Unfortunately it has been dogged by controversy and conflict over the last year or so which led to it being closed to the public mid last year. The Council have now committed to funding renovations and are handing ownership of the property over to the community via what will be a newly formed incorporated association.

Action is happening quickly with packers moving in this week to pack and store parts of the collection so renovations can begin. After all the past controversy, it is encouraging and inspiring to see the community get behind this project. The Museum is important to the locals as both the repository of their history and as a potential attraction to visitors and they are justly proud of the collection that they have built themselves.

The Museum is distinctive in that it reflects Kandos’s heritage as an industrial town – with a twentieth century past that has been forged out of mining and the cement works that founded the town. Unlike most rural museums, it is less pastoral and focuses on industries that flourished during the period of heroic nation-building. The collection has been described as idiosyncratic – it has it’s quirky elements such as the cement dress which was constructed by an HSC student and the Lady Bushranger’s teapot, but it also has a fascinating collection from cement and mining works which have played such an important and often undervalued role in building our country. These elements are often overlooked as we prefer to romanticise our pastoral heritage.

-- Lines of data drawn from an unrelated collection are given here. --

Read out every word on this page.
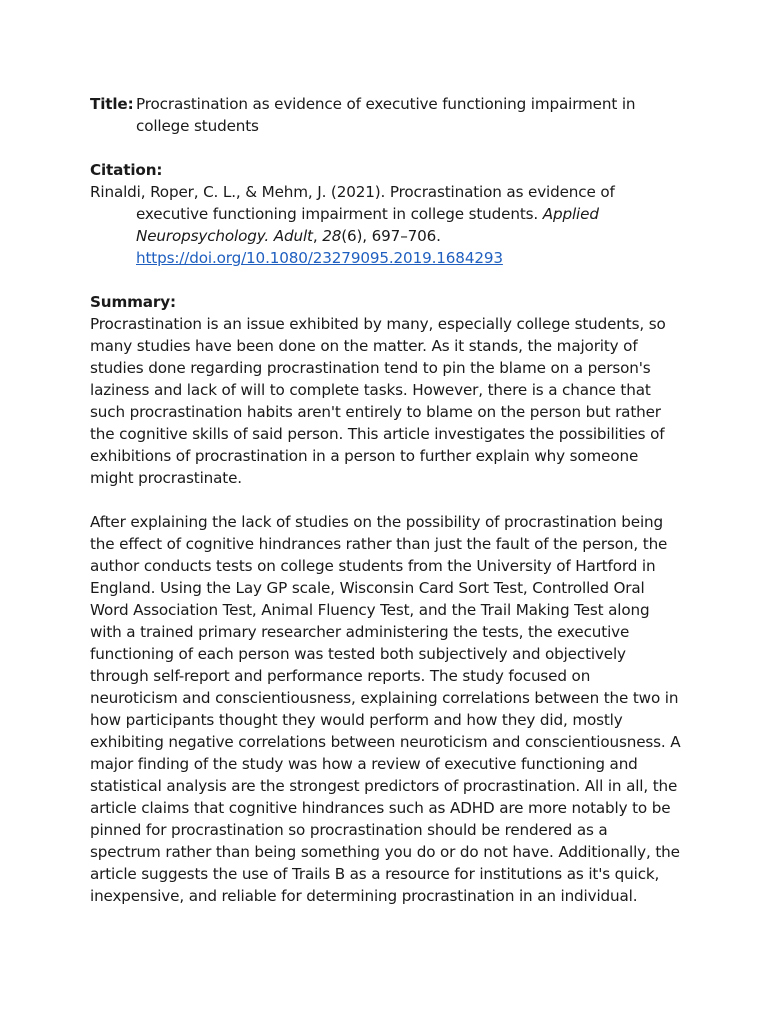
Title: Procrastination as evidence of executive functioning impairment in college students
Citation:
Rinaldi, Roper, C. L., & Mehm, J. (2021). Procrastination as evidence of executive functioning impairment in college students. Applied Neuropsychology. Adult, 28(6), 697–706. https://doi.org/10.1080/23279095.2019.1684293
Summary:

Procrastination is an issue exhibited by many, especially college students, so many studies have been done on the matter. As it stands, the majority of studies done regarding procrastination tend to pin the blame on a person's laziness and lack of will to complete tasks. However, there is a chance that such procrastination habits aren't entirely to blame on the person but rather the cognitive skills of said person. This article investigates the possibilities of exhibitions of procrastination in a person to further explain why someone might procrastinate.

After explaining the lack of studies on the possibility of procrastination being the effect of cognitive hindrances rather than just the fault of the person, the author conducts tests on college students from the University of Hartford in England. Using the Lay GP scale, Wisconsin Card Sort Test, Controlled Oral Word Association Test, Animal Fluency Test, and the Trail Making Test along with a trained primary researcher administering the tests, the executive functioning of each person was tested both subjectively and objectively through self-report and performance reports. The study focused on neuroticism and conscientiousness, explaining correlations between the two in how participants thought they would perform and how they did, mostly exhibiting negative correlations between neuroticism and conscientiousness. A major finding of the study was how a review of executive functioning and statistical analysis are the strongest predictors of procrastination. All in all, the article claims that cognitive hindrances such as ADHD are more notably to be pinned for procrastination so procrastination should be rendered as a spectrum rather than being something you do or do not have. Additionally, the article suggests the use of Trails B as a resource for institutions as it's quick, inexpensive, and reliable for determining procrastination in an individual.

Over the past few days I’ve been helping record the museum collection as it gets packed and it has been a pleasure to meet the founding members who have popped in with words of encouragement. A sense of excitement is growing as we can see the Museum having a new lease of life (and a facelift).

The plan is that it will reopen prior to the town’s centenary celebrations over the October long weekend. There’s an enormous amount of work to do to get us to that point but if the level of support received so far is any indication, we’ll get there and have a grand reopening.